What Exxon Knew: AEI Panel on Recent Climate Change Litigation

15813242525_955da240ca_b

The American Enterprise Institute (AEI) this week held a panel discussion titled “What did they know, and when did they know it?” on the growing swirl of state and municipal lawsuits alleging that ExxonMobil and other fossil fuel companies knowingly hid climate change risk from the public. The litigants—cities and counties in California and Colorado—hope to score billions in climate change “damages.”

A video of the AEI event, bios of the participants, and brief descriptions of the discussants’ main points are available here.

In the Q&A period, I asked the panel to comment on two rather obvious logical implications of the core premise of the climate litigation campaign. The eco-litigants claim that knowingly minimizing climate change risk for a profit is prosecutable fraud. Does it not then follow, I asked, that knowingly hyping climate change risk for a profit is prosecutable fraud? Similarly, isn’t knowingly minimizing climate policy risk—the potential adverse impacts of restricting access to affordable energy—also prosecutable fraud?

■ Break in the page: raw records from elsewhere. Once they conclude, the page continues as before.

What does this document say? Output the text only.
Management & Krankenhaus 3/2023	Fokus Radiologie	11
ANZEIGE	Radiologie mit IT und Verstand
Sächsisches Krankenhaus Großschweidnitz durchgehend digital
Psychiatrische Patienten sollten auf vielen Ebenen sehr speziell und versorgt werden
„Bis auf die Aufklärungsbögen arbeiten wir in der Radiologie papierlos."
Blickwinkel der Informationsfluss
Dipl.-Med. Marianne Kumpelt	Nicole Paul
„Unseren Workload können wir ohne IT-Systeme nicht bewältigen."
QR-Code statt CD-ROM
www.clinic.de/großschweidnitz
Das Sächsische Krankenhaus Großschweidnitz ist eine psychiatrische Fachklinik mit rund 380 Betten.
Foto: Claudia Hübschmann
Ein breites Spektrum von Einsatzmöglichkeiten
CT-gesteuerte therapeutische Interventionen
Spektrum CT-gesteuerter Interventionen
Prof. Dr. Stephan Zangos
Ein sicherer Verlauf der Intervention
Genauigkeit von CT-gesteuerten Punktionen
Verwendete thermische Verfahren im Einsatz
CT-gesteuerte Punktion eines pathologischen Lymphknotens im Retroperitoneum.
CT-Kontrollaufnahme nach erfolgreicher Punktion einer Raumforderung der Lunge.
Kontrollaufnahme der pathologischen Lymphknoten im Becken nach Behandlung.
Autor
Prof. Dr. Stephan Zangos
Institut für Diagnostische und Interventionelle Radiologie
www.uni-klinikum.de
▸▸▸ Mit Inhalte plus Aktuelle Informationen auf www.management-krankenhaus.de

Panel moderator AEI economist Benjamin Zycher tossed the question to the two lawyers on the panel, the Niskanen Center’s David Bookbinder, who is representing two Colorado counties and the city of Boulder in a lawsuit against ExxonMobil and Suncor Corporation, and BakerHostetler attorney Andrew Grossman, who defends climate contrarians on free speech grounds and whose clients include the Competitive Enterprise Institute.

Bookbinder responded, “I’m not sure what the question is.” Both Zycher and I tried to clarify it for him, but he still professed not to understand, and invited Grossman to “take a shot at it.” A lawyer’s trick to avoid answering the question? Hard to believe my query was over Bookbinder’s head.

Grossman answered the question by reiterating his basic position that no one should be prosecuted for speech about climate change:

In my view, none of these things is prosecutable fraud, except for in circumstances that I’ve never heard. There’s this idea that there is, like, some guy at ExxonMobil that 30 years ago—he knew. Nobody else knew, but he knew. It’s ludicrous on the face of it. . . . None of these things as you have described it, as I understand it, can be fraud, should be fraud. I mean, this is how we debate and discuss things. And, again, at least for the moment, you get to do that.